WASHINGTON — President Obama urged Americans who have flocked to the new government-run Web marketplaces for health insurance policies not to give up because of the technical problems attributed to greater-than-anticipated demand. Fixes are under way, he said.
Mr. Obama, in an interview with The Associated Press released on Saturday, said he did not have any figures to counter scattered reports that just a very small number of people have succeeded in signing up for insurance coverage since state and federal Web sites began enrollment on Tuesday for the so-called insurance exchanges. Those are a central part of Mr. Obama’s health care law, which was passed in 2010 to extend coverage to those who do not get insurance benefits on the job.
People “definitely shouldn’t give up,” Mr. Obama said. Citing the slow start to a similar program for Massachusetts residents several years ago, the president predicted that when the six-month window for enrollment ends in March, “we are going to probably exceed what anybody expected in terms of the amount of interest that people had.”
House Republicans — who forced a shutdown of the federal government, which also started on Tuesday, by demanding that the health care law be defunded or delayed as a condition for their approving financing for the government in the new fiscal year — were quick to jump on the snags as validation of their opposition to the program.
Yet Mr.
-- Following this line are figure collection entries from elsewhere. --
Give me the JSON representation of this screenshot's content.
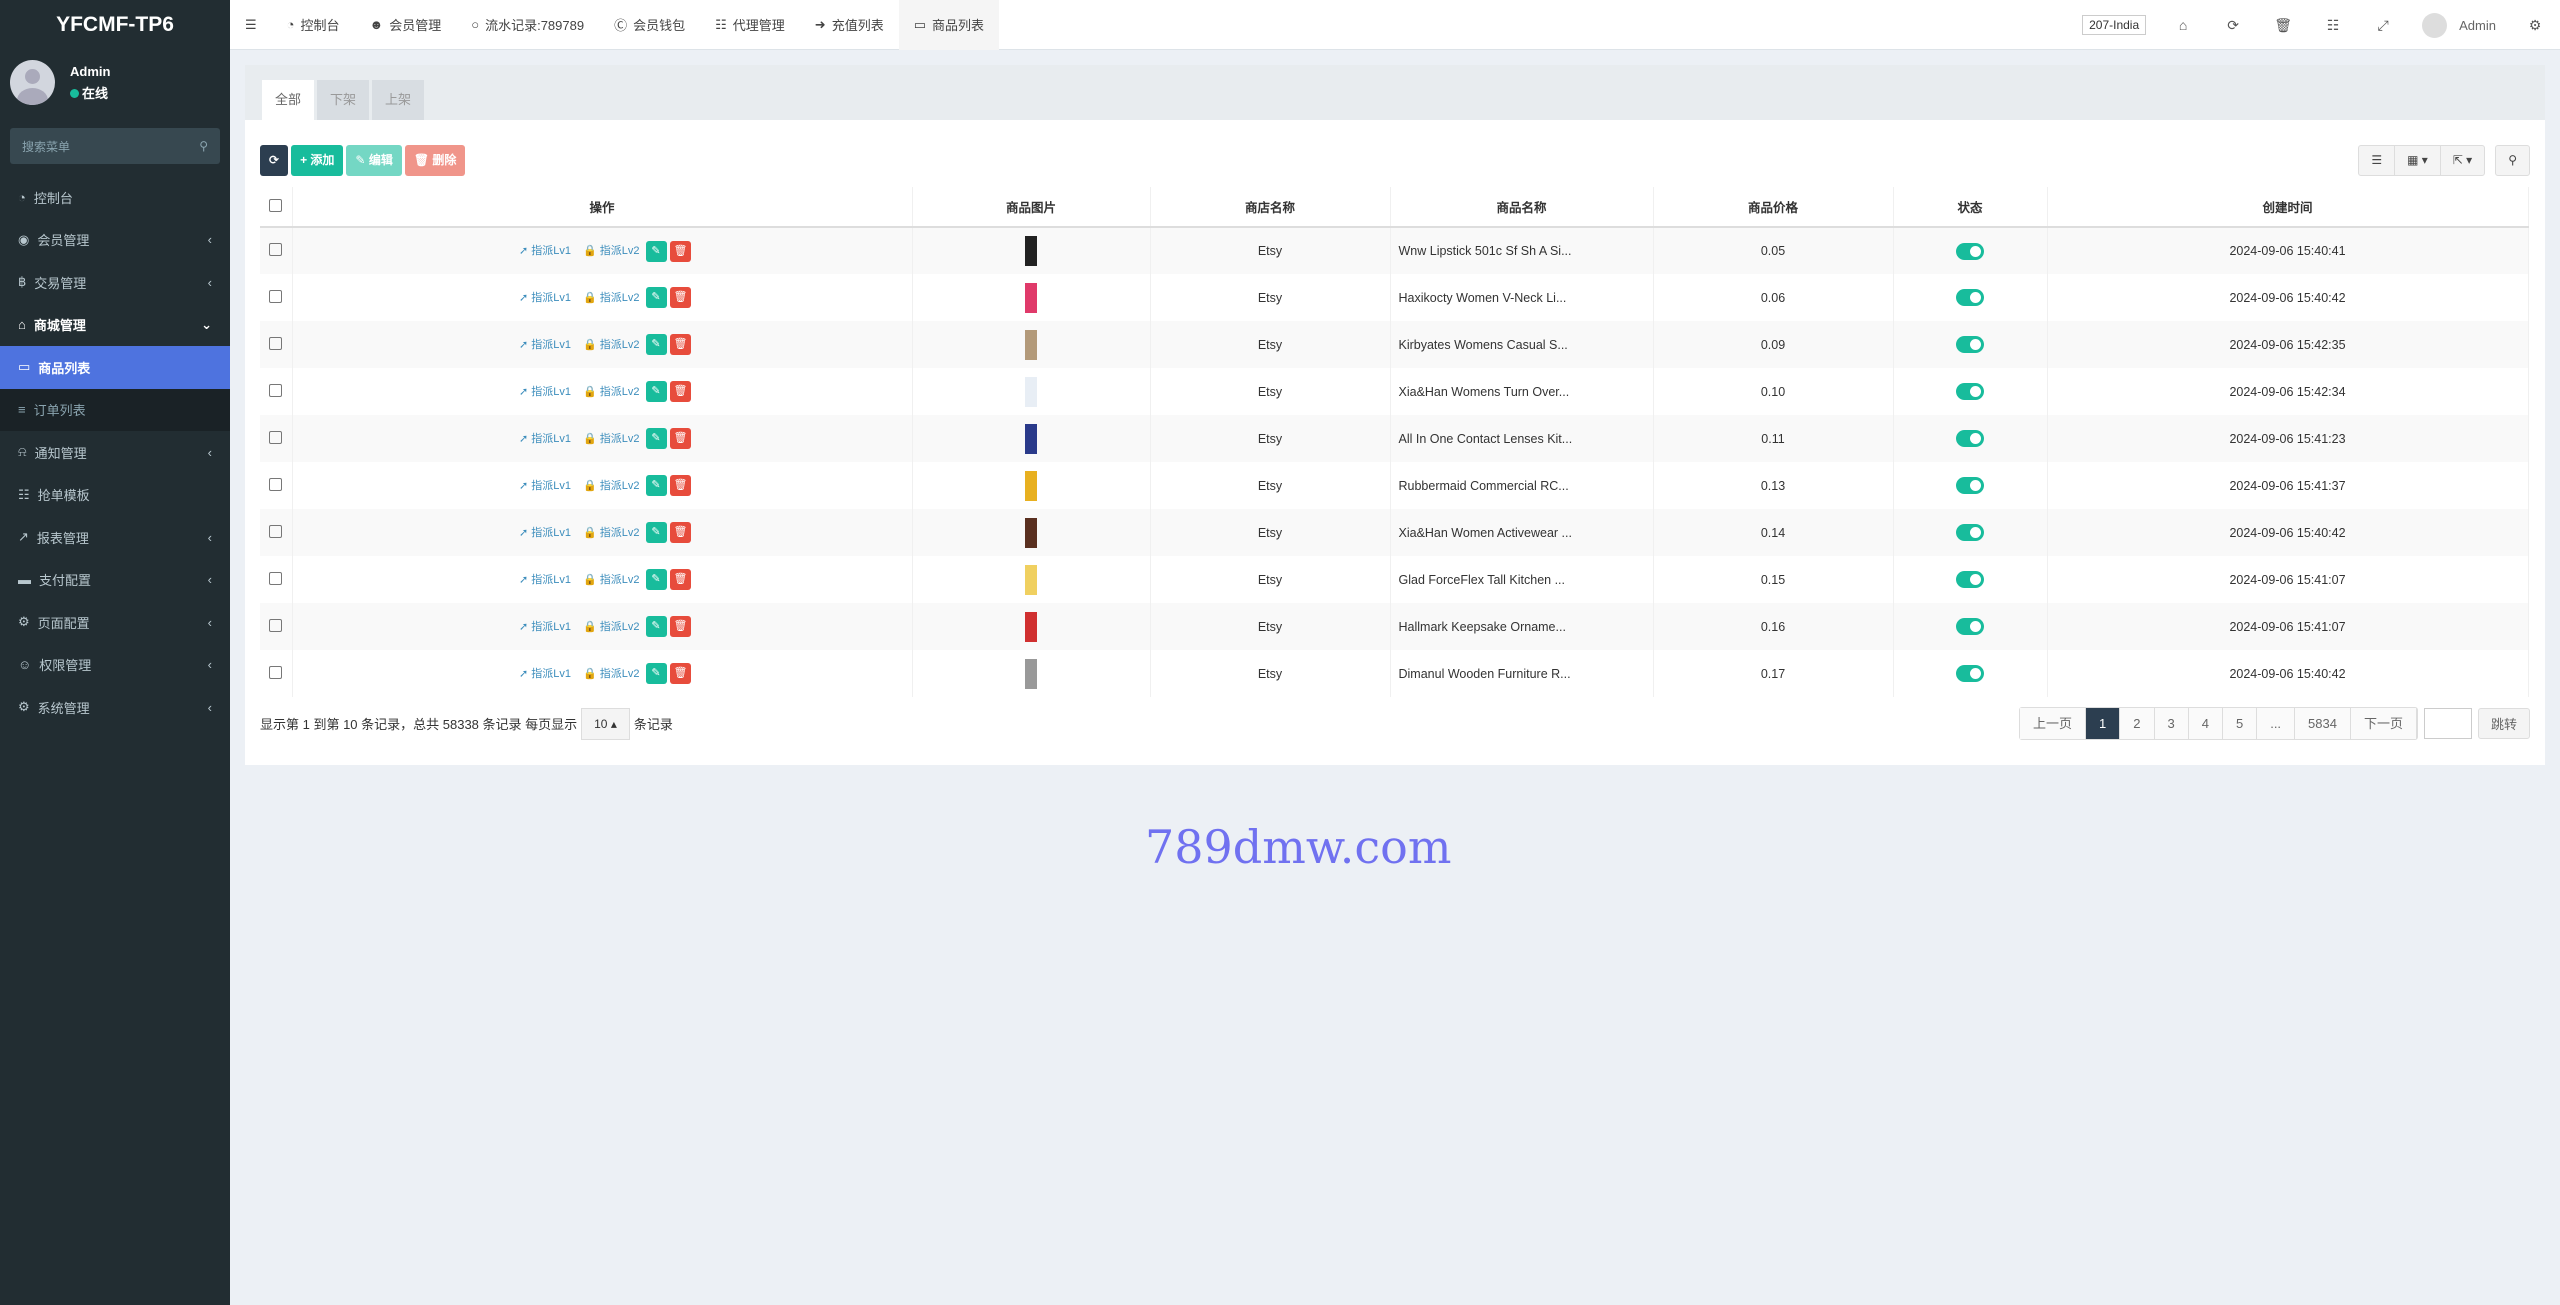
{
  "app": {
    "title": "YFCMF-TP6"
  },
  "user": {
    "name": "Admin",
    "status": "在线"
  },
  "sidebar": {
    "search_placeholder": "搜索菜单",
    "items": [
      {
        "label": "控制台",
        "icon": "dashboard-icon",
        "state": ""
      },
      {
        "label": "会员管理",
        "icon": "user-circle-icon",
        "state": "collapsed"
      },
      {
        "label": "交易管理",
        "icon": "bitcoin-icon",
        "state": "collapsed"
      },
      {
        "label": "商城管理",
        "icon": "home-icon",
        "state": "open"
      },
      {
        "label": "商品列表",
        "icon": "desktop-icon",
        "state": "active"
      },
      {
        "label": "订单列表",
        "icon": "list-icon",
        "state": "sub"
      },
      {
        "label": "通知管理",
        "icon": "bell-icon",
        "state": "collapsed"
      },
      {
        "label": "抢单模板",
        "icon": "sitemap-icon",
        "state": ""
      },
      {
        "label": "报表管理",
        "icon": "line-chart-icon",
        "state": "collapsed"
      },
      {
        "label": "支付配置",
        "icon": "credit-card-icon",
        "state": "collapsed"
      },
      {
        "label": "页面配置",
        "icon": "cog-icon",
        "state": "collapsed"
      },
      {
        "label": "权限管理",
        "icon": "users-icon",
        "state": "collapsed"
      },
      {
        "label": "系统管理",
        "icon": "cogs-icon",
        "state": "collapsed"
      }
    ]
  },
  "topnav": {
    "items": [
      {
        "label": "控制台",
        "icon": "dashboard-icon"
      },
      {
        "label": "会员管理",
        "icon": "user-icon"
      },
      {
        "label": "流水记录:789789",
        "icon": "circle-icon"
      },
      {
        "label": "会员钱包",
        "icon": "cc-icon"
      },
      {
        "label": "代理管理",
        "icon": "sitemap-icon"
      },
      {
        "label": "充值列表",
        "icon": "sign-in-icon"
      },
      {
        "label": "商品列表",
        "icon": "desktop-icon",
        "active": true
      }
    ],
    "country": "207-India",
    "admin": "Admin"
  },
  "tabs": [
    "全部",
    "下架",
    "上架"
  ],
  "toolbar": {
    "add": "添加",
    "edit": "编辑",
    "delete": "删除"
  },
  "colors": {
    "sidebar": "#222d32",
    "active": "#4e73df",
    "success": "#18bc9c",
    "danger": "#e74c3c",
    "dark": "#2c3e50"
  },
  "table": {
    "columns": [
      "操作",
      "商品图片",
      "商店名称",
      "商品名称",
      "商品价格",
      "状态",
      "创建时间"
    ],
    "action_lv1": "指派Lv1",
    "action_lv2": "指派Lv2",
    "rows": [
      {
        "shop": "Etsy",
        "name": "Wnw Lipstick 501c Sf Sh A Si...",
        "price": "0.05",
        "status": true,
        "time": "2024-09-06 15:40:41"
      },
      {
        "shop": "Etsy",
        "name": "Haxikocty Women V-Neck Li...",
        "price": "0.06",
        "status": true,
        "time": "2024-09-06 15:40:42"
      },
      {
        "shop": "Etsy",
        "name": "Kirbyates Womens Casual S...",
        "price": "0.09",
        "status": true,
        "time": "2024-09-06 15:42:35"
      },
      {
        "shop": "Etsy",
        "name": "Xia&Han Womens Turn Over...",
        "price": "0.10",
        "status": true,
        "time": "2024-09-06 15:42:34"
      },
      {
        "shop": "Etsy",
        "name": "All In One Contact Lenses Kit...",
        "price": "0.11",
        "status": true,
        "time": "2024-09-06 15:41:23"
      },
      {
        "shop": "Etsy",
        "name": "Rubbermaid Commercial RC...",
        "price": "0.13",
        "status": true,
        "time": "2024-09-06 15:41:37"
      },
      {
        "shop": "Etsy",
        "name": "Xia&Han Women Activewear ...",
        "price": "0.14",
        "status": true,
        "time": "2024-09-06 15:40:42"
      },
      {
        "shop": "Etsy",
        "name": "Glad ForceFlex Tall Kitchen ...",
        "price": "0.15",
        "status": true,
        "time": "2024-09-06 15:41:07"
      },
      {
        "shop": "Etsy",
        "name": "Hallmark Keepsake Orname...",
        "price": "0.16",
        "status": true,
        "time": "2024-09-06 15:41:07"
      },
      {
        "shop": "Etsy",
        "name": "Dimanul Wooden Furniture R...",
        "price": "0.17",
        "status": true,
        "time": "2024-09-06 15:40:42"
      }
    ]
  },
  "footer": {
    "summary": "显示第 1 到第 10 条记录，总共 58338 条记录 每页显示",
    "page_size": "10",
    "suffix": "条记录"
  },
  "pagination": {
    "prev": "上一页",
    "pages": [
      "1",
      "2",
      "3",
      "4",
      "5",
      "...",
      "5834"
    ],
    "current": "1",
    "next": "下一页",
    "go": "跳转"
  },
  "watermark": "789dmw.com"
}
Obama and other Democrats have countered that public demand caused technical problems with the new state and federal Web sites, evidence of the popularity of what the health care program has to offer.
“The interest way exceeded expectations, and that’s the good news,” Mr. Obama said in the interview. “It shows that people really need and want affordable health care” from insurers that have bid to compete in the insurance exchanges.
As for the problems that frustrated many of the millions who have visited the Web sites, Mr. Obama said help was on the way. “Folks are working around the clock and have been systematically reducing the wait times,” he said.
With the health care law at the center of the continuing budget dispute between the White House and the Republican-led House, Mr. Obama reiterated that he would negotiate with Republican leaders only once they agreed to finance the government and increase the nation’s borrowing limit, which will be reached on Oct. 17.
Referring to Speaker John A. Boehner, Mr. Obama said: “What I’ve said to him is we are happy to negotiate on anything. We are happy to talk about the health care law, we’re happy to talk about the budget, we’re happy to talk about deficit reduction, we’re happy to talk about investments. But what we can’t do is keep engaging in this sort of brinksmanship where a small faction of the Republican Party ends up forcing them into brinksmanship to see if they can somehow get more from negotiations by threatening to shut down the government or threatening America not paying its bills.”
The president also repeated, as many Republicans have acknowledged, that the House could pass measures both to finance and reopen the government and increase the nation’s borrowing limit, averting a catastrophic default, if Mr. Boehner would allow votes.
Both sides say that House Democrats and more moderate Republicans would provide the majority support needed to send both measures to Mr. Obama to be signed.
With the more troublesome deadline looming for raising the debt limit, Mr. Obama did not explicitly rule out taking some unilateral action to increase it — though senior administration officials have.
“I don’t expect to get there,” he said, citing news reports that Mr. Boehner has privately told House Republicans that he would not allow a breach of the debt ceiling to occur.